This presentation by Andy Le May was made at the third Bold City mini-conference hosted at The Bank on Harrington Street. Read more here.
Speaker: Andy Le May – Founder and Director of Icologie
Topic: Electric Future
Andy Le May presented on the possibility and the viability of a transport future dominated by electric vehicles. The long-standing and dominant issue with electric vehicles is in how to repower electric vehicles or EV. In a world where coal and non-renewal energy sources are dominating most countries power generation, rising prices and resource scarcity will become a more pertinent issue in the near future for our burgeoning urban populations. Andy Le May, while careful to point out that currently EVs are not without emissions due to current electricity sources, these emissions would cease in a world dominated by renewable energy such as solar, wind and hydropower. The costs of renewable energy sources are now comparable as if not more affordable than traditional coal and nuclear power where decommissioning costs are often not factored into the commissioning costs of new plants. Countries such as Germany are leading the way in renewable energy policy through their feed in tariffs which generate 29 giga watts per annum. This is enormous considering that South Africa’s energy use is currently 40 gigawatts per annum according to Andy.
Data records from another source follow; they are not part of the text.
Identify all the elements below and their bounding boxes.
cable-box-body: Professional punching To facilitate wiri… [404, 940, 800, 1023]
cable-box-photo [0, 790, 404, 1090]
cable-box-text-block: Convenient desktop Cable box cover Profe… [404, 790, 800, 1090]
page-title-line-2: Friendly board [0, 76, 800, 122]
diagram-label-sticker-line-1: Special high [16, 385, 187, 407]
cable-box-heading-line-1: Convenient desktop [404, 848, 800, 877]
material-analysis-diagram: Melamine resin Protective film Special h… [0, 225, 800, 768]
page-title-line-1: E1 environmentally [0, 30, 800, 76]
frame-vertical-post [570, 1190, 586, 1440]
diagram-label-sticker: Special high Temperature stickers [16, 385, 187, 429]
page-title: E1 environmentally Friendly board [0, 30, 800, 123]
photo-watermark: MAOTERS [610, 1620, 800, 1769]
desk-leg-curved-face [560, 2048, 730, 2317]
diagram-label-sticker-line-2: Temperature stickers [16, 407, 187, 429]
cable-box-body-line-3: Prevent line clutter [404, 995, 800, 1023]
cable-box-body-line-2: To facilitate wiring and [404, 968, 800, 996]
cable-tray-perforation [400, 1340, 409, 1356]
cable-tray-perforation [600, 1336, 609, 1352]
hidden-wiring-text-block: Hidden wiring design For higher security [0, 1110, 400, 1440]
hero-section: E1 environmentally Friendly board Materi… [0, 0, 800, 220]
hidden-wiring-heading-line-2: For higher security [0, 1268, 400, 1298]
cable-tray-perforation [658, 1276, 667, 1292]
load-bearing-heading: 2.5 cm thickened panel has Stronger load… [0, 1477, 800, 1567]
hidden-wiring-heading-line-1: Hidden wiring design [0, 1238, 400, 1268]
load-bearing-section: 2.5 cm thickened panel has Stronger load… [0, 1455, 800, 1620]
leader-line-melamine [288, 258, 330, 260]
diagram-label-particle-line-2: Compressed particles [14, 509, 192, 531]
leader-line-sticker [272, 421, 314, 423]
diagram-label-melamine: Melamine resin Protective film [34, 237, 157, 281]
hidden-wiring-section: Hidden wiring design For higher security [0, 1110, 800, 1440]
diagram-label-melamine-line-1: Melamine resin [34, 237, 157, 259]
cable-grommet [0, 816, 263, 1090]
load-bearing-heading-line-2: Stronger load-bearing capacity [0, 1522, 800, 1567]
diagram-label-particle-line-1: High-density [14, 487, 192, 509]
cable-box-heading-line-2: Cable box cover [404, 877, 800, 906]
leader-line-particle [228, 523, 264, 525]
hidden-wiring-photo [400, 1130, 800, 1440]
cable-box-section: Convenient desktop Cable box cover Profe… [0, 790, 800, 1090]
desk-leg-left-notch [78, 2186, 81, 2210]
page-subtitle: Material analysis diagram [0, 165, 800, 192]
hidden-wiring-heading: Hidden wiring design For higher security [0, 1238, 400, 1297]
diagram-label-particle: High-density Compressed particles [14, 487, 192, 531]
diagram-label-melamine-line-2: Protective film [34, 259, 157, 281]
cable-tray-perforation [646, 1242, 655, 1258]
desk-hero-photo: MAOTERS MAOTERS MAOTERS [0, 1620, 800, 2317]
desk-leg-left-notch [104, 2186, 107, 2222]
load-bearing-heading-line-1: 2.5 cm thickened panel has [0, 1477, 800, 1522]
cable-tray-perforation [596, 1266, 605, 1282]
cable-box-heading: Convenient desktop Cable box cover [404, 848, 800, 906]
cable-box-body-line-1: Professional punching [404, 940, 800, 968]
Vehicular technology is also advancing to a level that will soon outperform traditionally fuelled vehicles and are quickly rising in market popularity. Car manufacturers such as Mercedes, BMW and Nissan have developed impressive EV technology that will no doubt soon dominate the market as fuel prices continue to rise and renewable energy becomes more affordable and mainstream. Any Le May explains that the future of smart grids allows us to avoid peaks in energy demand by feeding electricity back into the grid from EVs during peak times drawing back again off peak. This simple but effective solution might be the answer to power shedding and pave the way to renewal energy advances in South Africa.